It's a bit boilerplate-y and there's no examples or recommendations towards a pattern like this, but I do think it's a pretty reasonable approach. Not sure how to improve upon this or make it "first class" rather than some random trick.

And while the _HANDLER is very natural to configure (it's always sort of odd adding in "NOT_USED" and such), one can always inject a custom environment variable that switches implementations in this way. Hell, there's no way to prevent access to _HANDLER so there's nothing stopping a user from accessing it.

It's an interesting idea though. I'm still not seeing the use case jump out at me, but I'd certainly be interested to pull the thread a bit more.

endgame commented 3 years ago

I think it's probably going to remain a niche tool in the Haskell Lambda toolbox, but I think it could be handy in niche cases. Maybe for smaller projects where you just starting to split things out, or when you're refactoring code and don't want to commit to standing up new executable targets.

How about this? I feel like it's simple enough match hal's design philosophy, and means that hal can cover the _HANDLER Lambda feature without warping everything else around it:

import Control.Monad.IO.Class
import Data.Map (Map)
import qualified Data.Map as M
import Data.Text (Text)
import System.Environment (getEnv)
import qualified Data.Text as T

dispatchHandler :: MonadIO m => Map Text (m ()) -> m ()
dispatchHandler handlers = do
  handler <- fmap T.pack . liftIO $ getEnv "_HANDLER"
  case M.lookup handler handlers of
    Nothing -> error $ "No handler defined for " ++ show handler
    Just h -> h

If you really wanted to force the usual FileName.functionName convention, you could write some TH like:

handlers :: [Name] -> ExpQ
handlers = _

main = $(handlers ['Foo.bar, 'baz, 'quux])

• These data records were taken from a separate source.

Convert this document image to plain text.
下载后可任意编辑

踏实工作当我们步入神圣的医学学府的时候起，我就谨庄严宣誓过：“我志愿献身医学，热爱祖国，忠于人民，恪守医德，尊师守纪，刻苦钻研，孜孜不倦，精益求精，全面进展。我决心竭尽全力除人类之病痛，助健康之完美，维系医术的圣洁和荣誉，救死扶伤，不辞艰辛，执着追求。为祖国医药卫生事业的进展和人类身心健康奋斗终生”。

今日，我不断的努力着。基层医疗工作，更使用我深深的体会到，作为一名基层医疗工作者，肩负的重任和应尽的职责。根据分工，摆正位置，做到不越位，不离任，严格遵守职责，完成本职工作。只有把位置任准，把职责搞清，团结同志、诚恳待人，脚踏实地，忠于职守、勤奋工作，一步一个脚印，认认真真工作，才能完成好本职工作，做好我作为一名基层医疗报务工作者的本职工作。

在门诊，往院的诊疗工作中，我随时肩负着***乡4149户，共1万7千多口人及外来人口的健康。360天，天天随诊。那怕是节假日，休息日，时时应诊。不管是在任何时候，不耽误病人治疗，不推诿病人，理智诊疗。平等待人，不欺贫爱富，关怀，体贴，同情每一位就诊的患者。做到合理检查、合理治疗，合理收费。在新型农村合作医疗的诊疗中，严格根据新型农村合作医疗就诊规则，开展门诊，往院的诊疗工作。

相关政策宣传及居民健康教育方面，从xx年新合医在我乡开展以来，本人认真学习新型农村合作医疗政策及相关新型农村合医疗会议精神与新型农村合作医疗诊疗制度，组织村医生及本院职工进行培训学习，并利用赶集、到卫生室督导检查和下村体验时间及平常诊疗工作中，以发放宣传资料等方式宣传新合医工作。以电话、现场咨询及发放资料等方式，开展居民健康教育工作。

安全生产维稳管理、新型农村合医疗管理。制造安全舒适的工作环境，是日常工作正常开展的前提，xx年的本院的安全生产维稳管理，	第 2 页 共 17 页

But this feels too magical to fit in with the rest of hal. I like the dispatchHandler function better.

IamfromSpace commented 3 years ago

This does look like something that is pretty small and probably reasonably supportable in the long term. I like that the "_HANDLER" is hidden from the user. And making it m () means that we don't have to worry about which runtime is used for which env var value--mixing and matching isn't an issue. I also agree that the less "magic" approach is better here. I think a magic package that uses hal might make sense to just quick start folks, but definitely, the first is closer to hal's design philosophy.

My outstanding thoughts are:

  1. dispatchHandler as a name doesn't seem to capture what the function does. Just in general, I think a challenge is getting people to connect the dots between the Lambda configuration and this--my hope is that a clearer name might do it.
  2. It would still be nice to get some type safety without too much excess machinery (like dependent-map, as you mention). I wonder if there's some approach based on typeclasses/derive Generic/etc that could eliminate boilerplate safely.
  3. I think we'd want some really clear error messaging here (I imagine this has already crossed your mind--your example makes perfect sense for this discussion).
  4. There's a lingering thought on my mind about this being a static program selector vs the example I had above being a dynamic one. Perhaps there's some abstraction that gets both? A thought about arrowized hal had crossed my mind, but that would really just be experimental.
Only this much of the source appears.